Each individual table and chair can function as a singular unit and be combined to form a circular pattern or a sinewy line as a single row and features five limited edition sets of 12 tables and chairs. The inspiration came from the trading pits themselves, Shaker furniture and movements, tables designed for diplomatic negotiations (The Paris Peace Talks) to the set designs by Ken Adam for the Stanley Kubrick films.

Geometric form is integral to the design of Open Outcry and the manner in which the chair can disappear inside of the table. The materials that were considered and are being used in construction are commodities that are traded internationally. These include Baltic Birch Plywood and a black laminate finish.
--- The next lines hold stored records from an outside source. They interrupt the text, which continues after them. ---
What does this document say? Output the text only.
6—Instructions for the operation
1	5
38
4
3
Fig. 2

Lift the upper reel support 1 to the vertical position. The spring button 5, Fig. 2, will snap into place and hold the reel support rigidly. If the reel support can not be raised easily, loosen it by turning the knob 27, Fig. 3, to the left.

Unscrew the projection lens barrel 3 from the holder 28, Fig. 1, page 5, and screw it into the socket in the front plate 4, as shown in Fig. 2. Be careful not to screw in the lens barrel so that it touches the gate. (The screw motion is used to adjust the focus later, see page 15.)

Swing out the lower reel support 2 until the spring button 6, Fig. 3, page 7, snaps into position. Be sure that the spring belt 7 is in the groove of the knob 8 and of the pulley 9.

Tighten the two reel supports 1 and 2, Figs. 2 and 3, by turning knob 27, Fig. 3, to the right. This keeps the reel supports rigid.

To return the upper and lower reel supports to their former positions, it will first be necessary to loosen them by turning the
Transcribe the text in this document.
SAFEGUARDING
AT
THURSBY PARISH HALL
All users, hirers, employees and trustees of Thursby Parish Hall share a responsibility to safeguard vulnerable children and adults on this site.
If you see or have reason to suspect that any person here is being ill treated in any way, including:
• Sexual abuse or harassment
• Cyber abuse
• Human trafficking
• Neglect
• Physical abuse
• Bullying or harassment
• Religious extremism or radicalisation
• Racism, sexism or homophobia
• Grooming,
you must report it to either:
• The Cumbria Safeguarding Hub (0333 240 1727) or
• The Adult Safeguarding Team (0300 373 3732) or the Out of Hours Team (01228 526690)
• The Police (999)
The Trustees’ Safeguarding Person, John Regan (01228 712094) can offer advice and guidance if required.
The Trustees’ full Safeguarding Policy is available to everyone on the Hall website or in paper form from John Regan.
A commission for Feast, Carroll’s Open Outcry (2012) is the latest iteration of a long-running project in which Carroll creates site-specific conversations around meals under the title “Itinerant Gastronomy.” The first of these events took place in 1996. Inspired by the strong responses and discussions that the oyster elicits as an almost primal food. She has since developed many iterations of the project, notably a series of exquisitely orchestrated conversations/meals that she and a changing cast of collaborators create for small groups of guests in unusual settings: the Highline in New York (pre-revitalization), a bridge in New Jersey, school teachers in Texas, a museum construction site in Boston, a technology start-up, etc.

For Feast, the location was a viewing room high above an active trading floor at CME Group. Carroll intended the combination of the setting — a site marked by global flows of capital through a rapidly changing financial system — the seating, the guests, and the meal itself to catalyze useful conversation about the intersections of food, power, finance, policy, and art.

Carroll developed the menu in collaboration with farmers and chefs in Chicago and will take commodities like pork belly and corn as points of departure, and everything will be locally sourced and there will be five courses that will be prepared in front of the guests.

The sculptural seating arrangement was the first time that the actual seating was considered and designed as a part of Itinerant Gastronomy.